Chronic obstructive pulmonary disease (COPD) is the name used to describe a number of conditions including breathlessness and chronic bronchitis. It affects over a million people in the UK alone, and is a serious condition that reduces quality of life and costs the NHS a lot to treat. A common side-effect of COPD is that breathing can become very difficult (known as an acute exacerbation), causing damage to the lungs. It can be difficult to diagnose, and not much is known about how patients get their diagnosis, for instance when seen by their GP, following various clinical tests or during an emergency admission to hospital.
Our aim is to describe and model patients’ journey from the first presentation with symptoms to eventual diagnosis, based on the patients’ own views and experiences of their condition and its management. Recognising the time taken, causes of delay, and the patients’ perception of their journey through to diagnosis, including their experience and understanding of their COPD diagnosis and exacerbation, will help to improve the clinical management and outcomes for these patients.
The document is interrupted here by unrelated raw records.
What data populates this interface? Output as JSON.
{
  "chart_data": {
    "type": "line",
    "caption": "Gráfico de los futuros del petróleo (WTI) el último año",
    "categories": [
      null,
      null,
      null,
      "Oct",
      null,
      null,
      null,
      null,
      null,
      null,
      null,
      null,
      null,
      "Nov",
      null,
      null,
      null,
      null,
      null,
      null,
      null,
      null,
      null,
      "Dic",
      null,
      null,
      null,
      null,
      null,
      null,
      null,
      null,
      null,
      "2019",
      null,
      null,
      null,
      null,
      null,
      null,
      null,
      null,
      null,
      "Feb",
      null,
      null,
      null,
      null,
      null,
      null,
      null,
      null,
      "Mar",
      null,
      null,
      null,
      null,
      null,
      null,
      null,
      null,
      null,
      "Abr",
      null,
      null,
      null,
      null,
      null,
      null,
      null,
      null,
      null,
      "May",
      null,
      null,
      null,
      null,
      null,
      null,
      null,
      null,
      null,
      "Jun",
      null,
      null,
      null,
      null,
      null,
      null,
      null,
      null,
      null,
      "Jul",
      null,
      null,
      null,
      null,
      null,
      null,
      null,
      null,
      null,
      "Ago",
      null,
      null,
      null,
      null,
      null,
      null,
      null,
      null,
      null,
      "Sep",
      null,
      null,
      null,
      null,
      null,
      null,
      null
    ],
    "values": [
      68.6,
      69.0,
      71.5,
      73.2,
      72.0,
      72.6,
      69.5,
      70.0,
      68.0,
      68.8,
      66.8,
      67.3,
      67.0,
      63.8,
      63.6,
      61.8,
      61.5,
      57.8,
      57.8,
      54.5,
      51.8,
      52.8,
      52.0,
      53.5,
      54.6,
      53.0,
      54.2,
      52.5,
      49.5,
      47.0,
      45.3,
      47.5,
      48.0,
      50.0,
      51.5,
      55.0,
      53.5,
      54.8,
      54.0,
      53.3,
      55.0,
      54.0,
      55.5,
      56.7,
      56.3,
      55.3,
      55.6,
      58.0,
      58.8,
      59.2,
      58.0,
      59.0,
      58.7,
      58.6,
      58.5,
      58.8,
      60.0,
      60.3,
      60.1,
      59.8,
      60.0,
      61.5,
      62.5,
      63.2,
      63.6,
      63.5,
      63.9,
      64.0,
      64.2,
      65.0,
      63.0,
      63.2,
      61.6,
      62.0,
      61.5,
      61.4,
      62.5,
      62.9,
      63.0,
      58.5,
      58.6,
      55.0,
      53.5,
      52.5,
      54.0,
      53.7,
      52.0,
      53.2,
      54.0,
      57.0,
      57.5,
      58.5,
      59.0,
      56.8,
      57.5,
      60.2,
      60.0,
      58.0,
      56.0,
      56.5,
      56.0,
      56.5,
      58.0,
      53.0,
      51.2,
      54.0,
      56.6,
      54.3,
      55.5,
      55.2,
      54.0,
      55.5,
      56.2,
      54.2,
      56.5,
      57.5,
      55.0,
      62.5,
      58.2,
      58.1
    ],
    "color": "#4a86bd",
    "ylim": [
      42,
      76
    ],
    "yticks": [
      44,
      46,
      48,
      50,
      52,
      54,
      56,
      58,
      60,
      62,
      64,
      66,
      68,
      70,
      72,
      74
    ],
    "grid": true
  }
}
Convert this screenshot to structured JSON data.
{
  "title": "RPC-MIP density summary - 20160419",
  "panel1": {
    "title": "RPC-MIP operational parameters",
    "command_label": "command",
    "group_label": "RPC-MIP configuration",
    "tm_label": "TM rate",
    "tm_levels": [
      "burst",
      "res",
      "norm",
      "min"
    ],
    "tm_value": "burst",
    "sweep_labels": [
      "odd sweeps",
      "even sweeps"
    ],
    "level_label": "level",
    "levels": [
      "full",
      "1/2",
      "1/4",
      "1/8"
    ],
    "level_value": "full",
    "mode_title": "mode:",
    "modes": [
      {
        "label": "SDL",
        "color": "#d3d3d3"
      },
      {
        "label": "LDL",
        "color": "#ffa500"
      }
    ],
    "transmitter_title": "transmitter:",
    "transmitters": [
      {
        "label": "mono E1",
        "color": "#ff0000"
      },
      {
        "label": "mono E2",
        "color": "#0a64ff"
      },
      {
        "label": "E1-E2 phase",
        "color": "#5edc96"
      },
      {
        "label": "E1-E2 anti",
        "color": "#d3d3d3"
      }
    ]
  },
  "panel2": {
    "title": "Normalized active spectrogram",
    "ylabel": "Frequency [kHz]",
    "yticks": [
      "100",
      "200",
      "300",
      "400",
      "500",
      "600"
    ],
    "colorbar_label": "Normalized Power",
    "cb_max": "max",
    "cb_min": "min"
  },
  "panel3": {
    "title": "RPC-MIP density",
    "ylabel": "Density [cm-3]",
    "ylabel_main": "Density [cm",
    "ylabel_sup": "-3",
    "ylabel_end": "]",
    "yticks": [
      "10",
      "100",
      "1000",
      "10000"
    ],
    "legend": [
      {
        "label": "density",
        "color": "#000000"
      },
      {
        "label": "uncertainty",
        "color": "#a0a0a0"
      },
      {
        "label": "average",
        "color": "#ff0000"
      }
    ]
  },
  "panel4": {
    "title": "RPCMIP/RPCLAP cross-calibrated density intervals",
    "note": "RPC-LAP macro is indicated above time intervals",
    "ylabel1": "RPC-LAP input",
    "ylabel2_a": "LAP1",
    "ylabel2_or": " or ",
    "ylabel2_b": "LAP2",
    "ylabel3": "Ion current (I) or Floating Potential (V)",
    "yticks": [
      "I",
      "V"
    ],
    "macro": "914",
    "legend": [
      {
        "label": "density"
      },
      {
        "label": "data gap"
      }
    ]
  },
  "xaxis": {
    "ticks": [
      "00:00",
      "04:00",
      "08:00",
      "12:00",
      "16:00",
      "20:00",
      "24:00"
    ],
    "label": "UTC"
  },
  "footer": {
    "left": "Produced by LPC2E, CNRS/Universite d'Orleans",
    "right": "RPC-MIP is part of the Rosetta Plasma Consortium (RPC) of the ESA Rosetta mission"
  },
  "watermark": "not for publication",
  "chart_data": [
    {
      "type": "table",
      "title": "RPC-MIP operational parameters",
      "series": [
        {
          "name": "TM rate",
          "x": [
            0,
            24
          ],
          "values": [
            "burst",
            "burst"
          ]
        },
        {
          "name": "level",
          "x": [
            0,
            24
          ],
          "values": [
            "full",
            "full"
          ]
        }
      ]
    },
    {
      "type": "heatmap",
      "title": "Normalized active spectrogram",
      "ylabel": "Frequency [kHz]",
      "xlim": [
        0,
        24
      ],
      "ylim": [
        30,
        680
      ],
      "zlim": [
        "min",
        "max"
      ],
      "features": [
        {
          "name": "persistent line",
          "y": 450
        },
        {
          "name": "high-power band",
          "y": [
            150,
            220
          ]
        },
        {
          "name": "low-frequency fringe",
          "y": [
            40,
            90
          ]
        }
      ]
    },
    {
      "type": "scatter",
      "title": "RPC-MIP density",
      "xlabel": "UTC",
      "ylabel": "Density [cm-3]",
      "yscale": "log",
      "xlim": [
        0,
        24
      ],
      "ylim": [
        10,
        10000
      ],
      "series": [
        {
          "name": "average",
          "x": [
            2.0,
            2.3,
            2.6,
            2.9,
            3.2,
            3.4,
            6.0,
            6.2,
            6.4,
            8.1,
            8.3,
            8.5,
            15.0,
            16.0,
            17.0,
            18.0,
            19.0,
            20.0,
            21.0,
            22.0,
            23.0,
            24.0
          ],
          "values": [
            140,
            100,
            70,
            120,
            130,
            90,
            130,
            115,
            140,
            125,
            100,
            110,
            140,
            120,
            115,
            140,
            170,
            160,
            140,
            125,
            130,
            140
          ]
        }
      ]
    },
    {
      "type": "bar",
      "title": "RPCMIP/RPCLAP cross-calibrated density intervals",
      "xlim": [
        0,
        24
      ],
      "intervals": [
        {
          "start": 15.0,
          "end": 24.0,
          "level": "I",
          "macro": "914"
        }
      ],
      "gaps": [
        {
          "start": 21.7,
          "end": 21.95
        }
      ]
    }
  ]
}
Background: COPD is the fourth leading cause of death worldwide and accounts for 30,000 deaths each year in the UK. According to the Global Burden of Disease project, COPD caused 2.6% of global disability-adjusted life years in 2015 – the eighth most important disease on this measure. In the UK, 115,000 people are diagnosed with COPD each year – one every 5 minutes on average. There is limited understanding of what takes place between the initial onset of symptoms through to the eventual diagnosis of COPD. Our aim is to describe the patients’ perspective and experience of how they got their diagnosis and how long it took.
Methods: An online questionnaire-based survey will be administered to eligible patients with COPD by their GP (identified as having COPD in CPRD, aged over 35 and able to give informed consent). This will give us an insight into the challenges and experiences faced by patients in getting their COPD diagnosis across the UK. CPRD records for those eligible patients will be inspected for patient characteristics such as age, gender, UK region, smoking and BMI.
Results: Descriptive statistics will characterise the COPD population and their survey responses.
Conclusion: The findings will feed into a larger risk-prediction modelling project that has ISAC approval; that project will also administer the proposed patient survey through the charity website and Twitter. The aims of the larger project are to understand the routes to diagnosis and first acute exacerbation, model the first acute exacerbation, and to inform the National Audit and NICE on appropriate measures and guidelines for diagnosis and management of COPD.
Health Outcomes to be Measured:
• Patient perspectives & experiences from initial onset of symptoms through to diagnosis.
• Symptoms experienced prior to diagnosis.
• Time taken from initial symptoms to first presentation to the health service and to subsequent diagnosis of COPD.
As there is no facility in ERAP to respond to comments, I will do this here. I need to respond to specific points on the survey relating to i) would patients be able to distinguish between urban, suburban and rural and ii) Where is the explanation that patients have been recruited via their records and stated to have COPD?
Re i), self-reported answers to this are sufficient for our purposes, and our PPI reps and pilot testers believe that this is fine (see PPI section). Re ii) this is stated in the patient information sheet that will be sent to patients with the survey. It is not possible to upload the PIS as an appendix within ERAP as this is a revised protocol (a known issue with ERAP).